If I follow this correctly, Daniel, it seems the chain of events is that
- Speculative developers build lots of new homes
- Economic downturn forces poorer workers to economise on housing
- Economy takes the form of greater concentration (house sharing) rather than moving in search of lower rents
- This deflates demand despite rising population
- Speculative developers scale down housebuilding.
FWIW, (3) is the logical approach in an era when commuting was problematic (more people walked to work so major relocation was inefficient), economic downturn encouraged one to hang onto work rather than relocate, and social networks were far more local.
I also don’t see that spending 30–40% of disposable income on housing is unusually high. In most OECD countries today, the poorest fifth of the population will spend about that on rent, while overall the average rent is 20–30% of disposable income.
I’m not sure that what you have described demonstrates that “there was never a time when the market alone was delivering quality, cheap housing in abundance.” That appears to be exactly what “the market” was doing in the pre-WWI period, and it did so again in the 1930s.

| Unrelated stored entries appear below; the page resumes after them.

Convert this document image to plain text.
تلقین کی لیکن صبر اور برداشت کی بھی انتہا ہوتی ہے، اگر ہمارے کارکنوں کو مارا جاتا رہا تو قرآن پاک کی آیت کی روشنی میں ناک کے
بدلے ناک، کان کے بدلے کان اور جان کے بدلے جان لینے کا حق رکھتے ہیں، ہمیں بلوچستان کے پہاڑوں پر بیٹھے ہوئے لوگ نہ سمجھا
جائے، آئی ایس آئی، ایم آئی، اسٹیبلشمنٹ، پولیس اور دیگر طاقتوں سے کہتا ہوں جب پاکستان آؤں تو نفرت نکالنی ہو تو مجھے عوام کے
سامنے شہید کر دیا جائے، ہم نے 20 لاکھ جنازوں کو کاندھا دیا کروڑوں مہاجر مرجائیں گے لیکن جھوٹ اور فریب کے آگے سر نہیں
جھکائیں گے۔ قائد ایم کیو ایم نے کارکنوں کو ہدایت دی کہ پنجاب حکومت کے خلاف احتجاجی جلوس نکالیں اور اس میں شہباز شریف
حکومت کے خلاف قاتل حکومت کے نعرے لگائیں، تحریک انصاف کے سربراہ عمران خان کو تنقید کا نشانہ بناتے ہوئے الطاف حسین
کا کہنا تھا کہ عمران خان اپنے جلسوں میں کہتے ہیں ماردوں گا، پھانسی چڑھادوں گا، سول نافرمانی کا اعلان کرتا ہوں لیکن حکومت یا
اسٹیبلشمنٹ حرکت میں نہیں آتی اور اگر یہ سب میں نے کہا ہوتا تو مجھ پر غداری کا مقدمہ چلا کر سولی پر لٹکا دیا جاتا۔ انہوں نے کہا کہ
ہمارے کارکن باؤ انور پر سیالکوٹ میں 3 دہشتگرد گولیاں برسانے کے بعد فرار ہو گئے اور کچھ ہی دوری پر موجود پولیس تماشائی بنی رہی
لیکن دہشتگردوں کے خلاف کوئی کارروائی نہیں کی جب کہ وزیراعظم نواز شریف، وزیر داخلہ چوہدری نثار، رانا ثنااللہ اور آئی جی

What it *does* suggest is that the market can be cyclical and that the relationship between population and *demand* is not linear. This is certainly true — demand for housing is highly income elastic; at the other end, as people become richer they demand much more space, such that they probably continue to pay 20–30% of income on housing even if their income doubles.
(I have a couple of graphs to support this but there is no way to insert here so will tweet).